È un ritorno alle origini di un dramma umano e familiare quello di cui narra Manchester by the Sea (USA, 2016, 137’). L’attraversamento di una terra seminata di dolore, nella quale per Lee non c’è soltanto la sofferenza per la morte appena giunta dell’amatissimo fratello, ma il tormento per uno stupido imperdonabile errore che gli ha strappato i suoi tre figli e ha annientato il suo matrimonio, distruggendo la sua vita per sempre. Un fatto che, quando avvenne, per la sua crudele insensatezza scosse tutta la popolazione di Manchester-by-the-Sea, e determinò la fuga di Lee a Boston, lontano dai ricordi, dagli affetti, e dal mare che tanto aveva amato.

È con tutto questo dolore che l’uomo si confronta una volta tornato a casa, dove è costretto a fermarsi più di quanto avesse inizialmente previsto. Perché le basse temperature invernali del Massachusetts settentrionale, che non consentono di scavare il terreno per seppellire la bara del fratello, gli impongono di rimandare il funerale. E soprattutto perché, per rispettare le volontà testamentarie di Joe, dovrebbe occuparsi di Patrick (Lucas Hedges), il nipote adolescente al quale era stato profondamente legato.

In direzione opposta e contraria rispetto a quella in cui soffia il vento del nostro tempo, il bellissimo film scritto e diretto da Kenneth Lonergan non si produce in una esibizione sfrontata di sentimenti, lacrime, gesti eclatanti, buone azioni, e intimi segreti, ma si sofferma sui silenzi, sui non-detti, sulle sensazioni, che i protagonisti − seguiti da vicino dalla macchina da presa − ci trasmettono con pudore, senza quasi bisogno di dialoghi. Per tutto il film Lee non parla mai della tragedia che lo ha colpito (della quale sappiamo tramite i flashback della regia), e per la quale è incapace di perdonarsi e di accettare il perdono che Randi (Michelle Williams), la sua ex moglie, sinceramente gli offre. Non affronta mai il senso di inadeguatezza e di paura che lo assale di fronte alla richiesta del fratello morto di fare da padre al nipote. Non ce ne è bisogno, perché tutto − volti, gesti, il paesaggio, la città, le strade, il cielo, il mare, la barca di famiglia «Claudia Marie», la musica di Lesley Barber, la fotografia di Jody Lee Lipes, la scelta stessa di Casey Affleck nel ruolo di Lee − in Manchester by the Sea si compone in un equilibrio perfetto, e parla.
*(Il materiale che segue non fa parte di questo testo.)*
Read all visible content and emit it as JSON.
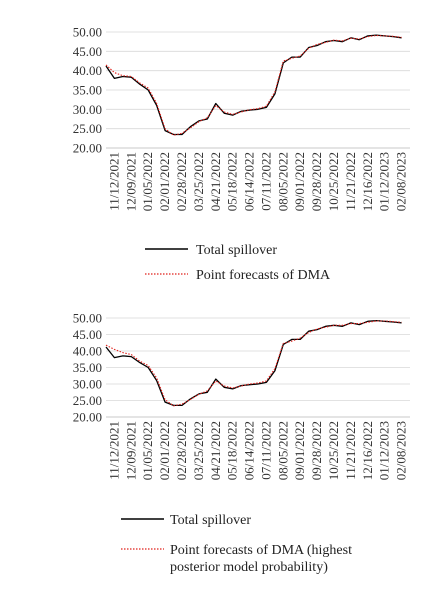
{
  "chart_data": [
    {
      "type": "line",
      "title": "",
      "xlabel": "",
      "ylabel": "",
      "ylim": [
        20,
        50
      ],
      "yticks": [
        "50.00",
        "45.00",
        "40.00",
        "35.00",
        "30.00",
        "25.00",
        "20.00"
      ],
      "ytick_values": [
        50,
        45,
        40,
        35,
        30,
        25,
        20
      ],
      "xticks": [
        "11/12/2021",
        "12/09/2021",
        "01/05/2022",
        "02/01/2022",
        "02/28/2022",
        "03/25/2022",
        "04/21/2022",
        "05/18/2022",
        "06/14/2022",
        "07/11/2022",
        "08/05/2022",
        "09/01/2022",
        "09/28/2022",
        "10/25/2022",
        "11/21/2022",
        "12/16/2022",
        "01/12/2023",
        "02/08/2023"
      ],
      "grid": true,
      "legend_position": "bottom",
      "series": [
        {
          "name": "Total  spillover",
          "color": "#000000",
          "style": "solid",
          "x": [
            0,
            0.5,
            1,
            1.5,
            2,
            2.5,
            3,
            3.5,
            4,
            4.5,
            5,
            5.5,
            6,
            6.5,
            7,
            7.5,
            8,
            8.5,
            9,
            9.5,
            10,
            10.5,
            11,
            11.5,
            12,
            12.5,
            13,
            13.5,
            14,
            14.5,
            15,
            15.5,
            16,
            16.5,
            17,
            17.5
          ],
          "values": [
            41.2,
            38,
            38.5,
            38.3,
            36.5,
            35,
            31,
            24.5,
            23.5,
            23.5,
            25.5,
            27,
            27.5,
            31.5,
            29,
            28.5,
            29.5,
            29.8,
            30,
            30.5,
            34,
            42,
            43.5,
            43.5,
            46,
            46.5,
            47.5,
            47.8,
            47.5,
            48.5,
            48,
            49,
            49.2,
            49,
            48.8,
            48.5
          ]
        },
        {
          "name": "Point forecasts of DMA",
          "color": "#e0201b",
          "style": "dotted",
          "x": [
            0,
            0.5,
            1,
            1.5,
            2,
            2.5,
            3,
            3.5,
            4,
            4.5,
            5,
            5.5,
            6,
            6.5,
            7,
            7.5,
            8,
            8.5,
            9,
            9.5,
            10,
            10.5,
            11,
            11.5,
            12,
            12.5,
            13,
            13.5,
            14,
            14.5,
            15,
            15.5,
            16,
            16.5,
            17,
            17.5
          ],
          "values": [
            41.5,
            39.5,
            38.7,
            38.5,
            36.8,
            35.5,
            31.5,
            25,
            23.3,
            23.8,
            25.2,
            26.8,
            27.8,
            31,
            29.3,
            28.7,
            29.3,
            29.9,
            30.2,
            30.8,
            34.5,
            42.5,
            43.2,
            43.8,
            45.8,
            46.8,
            47.3,
            47.9,
            47.7,
            48.4,
            48.2,
            48.8,
            49.1,
            49,
            48.9,
            48.6
          ]
        }
      ]
    },
    {
      "type": "line",
      "title": "",
      "xlabel": "",
      "ylabel": "",
      "ylim": [
        20,
        50
      ],
      "yticks": [
        "50.00",
        "45.00",
        "40.00",
        "35.00",
        "30.00",
        "25.00",
        "20.00"
      ],
      "ytick_values": [
        50,
        45,
        40,
        35,
        30,
        25,
        20
      ],
      "xticks": [
        "11/12/2021",
        "12/09/2021",
        "01/05/2022",
        "02/01/2022",
        "02/28/2022",
        "03/25/2022",
        "04/21/2022",
        "05/18/2022",
        "06/14/2022",
        "07/11/2022",
        "08/05/2022",
        "09/01/2022",
        "09/28/2022",
        "10/25/2022",
        "11/21/2022",
        "12/16/2022",
        "01/12/2023",
        "02/08/2023"
      ],
      "grid": true,
      "legend_position": "bottom",
      "series": [
        {
          "name": "Total  spillover",
          "color": "#000000",
          "style": "solid",
          "x": [
            0,
            0.5,
            1,
            1.5,
            2,
            2.5,
            3,
            3.5,
            4,
            4.5,
            5,
            5.5,
            6,
            6.5,
            7,
            7.5,
            8,
            8.5,
            9,
            9.5,
            10,
            10.5,
            11,
            11.5,
            12,
            12.5,
            13,
            13.5,
            14,
            14.5,
            15,
            15.5,
            16,
            16.5,
            17,
            17.5
          ],
          "values": [
            41.2,
            38,
            38.5,
            38.3,
            36.5,
            35,
            31,
            24.5,
            23.5,
            23.5,
            25.5,
            27,
            27.5,
            31.5,
            29,
            28.5,
            29.5,
            29.8,
            30,
            30.5,
            34,
            42,
            43.5,
            43.5,
            46,
            46.5,
            47.5,
            47.8,
            47.5,
            48.5,
            48,
            49,
            49.2,
            49,
            48.8,
            48.5
          ]
        },
        {
          "name": "Point forecasts of DMA (highest posterior model probability)",
          "color": "#e0201b",
          "style": "dotted",
          "x": [
            0,
            0.5,
            1,
            1.5,
            2,
            2.5,
            3,
            3.5,
            4,
            4.5,
            5,
            5.5,
            6,
            6.5,
            7,
            7.5,
            8,
            8.5,
            9,
            9.5,
            10,
            10.5,
            11,
            11.5,
            12,
            12.5,
            13,
            13.5,
            14,
            14.5,
            15,
            15.5,
            16,
            16.5,
            17,
            17.5
          ],
          "values": [
            41.8,
            40.5,
            39.5,
            38.9,
            36.9,
            35.6,
            31.8,
            25.2,
            23.4,
            23.9,
            25.3,
            26.9,
            27.9,
            30.9,
            29.4,
            28.8,
            29.4,
            30,
            30.3,
            30.9,
            34.7,
            42.3,
            43,
            43.9,
            45.6,
            46.7,
            47.2,
            47.8,
            47.8,
            48.3,
            48.3,
            48.7,
            49.1,
            49.1,
            48.9,
            48.7
          ]
        }
      ],
      "legend_lines": [
        "Point forecasts of DMA (highest",
        "posterior model probability)"
      ]
    }
  ]
}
È come seguire la corrente del destino, nella quale solo l’indefinito è certezza.

Alla fine del film quello che sappiamo è che niente potrà mai più far ritornare Lee a quella felicità che si è intravista nella scena che apre il film, nella quale lo si vede, insieme a Joe e a un Patrick ancora piccolo, a bordo della «Claudia Marie» in un’atmosfera trasognata. Tuttavia non si può non sperare che il mare, che è sempre lì a ricordare la mutevolezza e insieme l’eterno perpetuarsi di un cosmo che esiste in sé e per sé, possa ridestare in Lee la sua forza d’animo e portare nel suo cuore un po’ di pace e di tranquillità.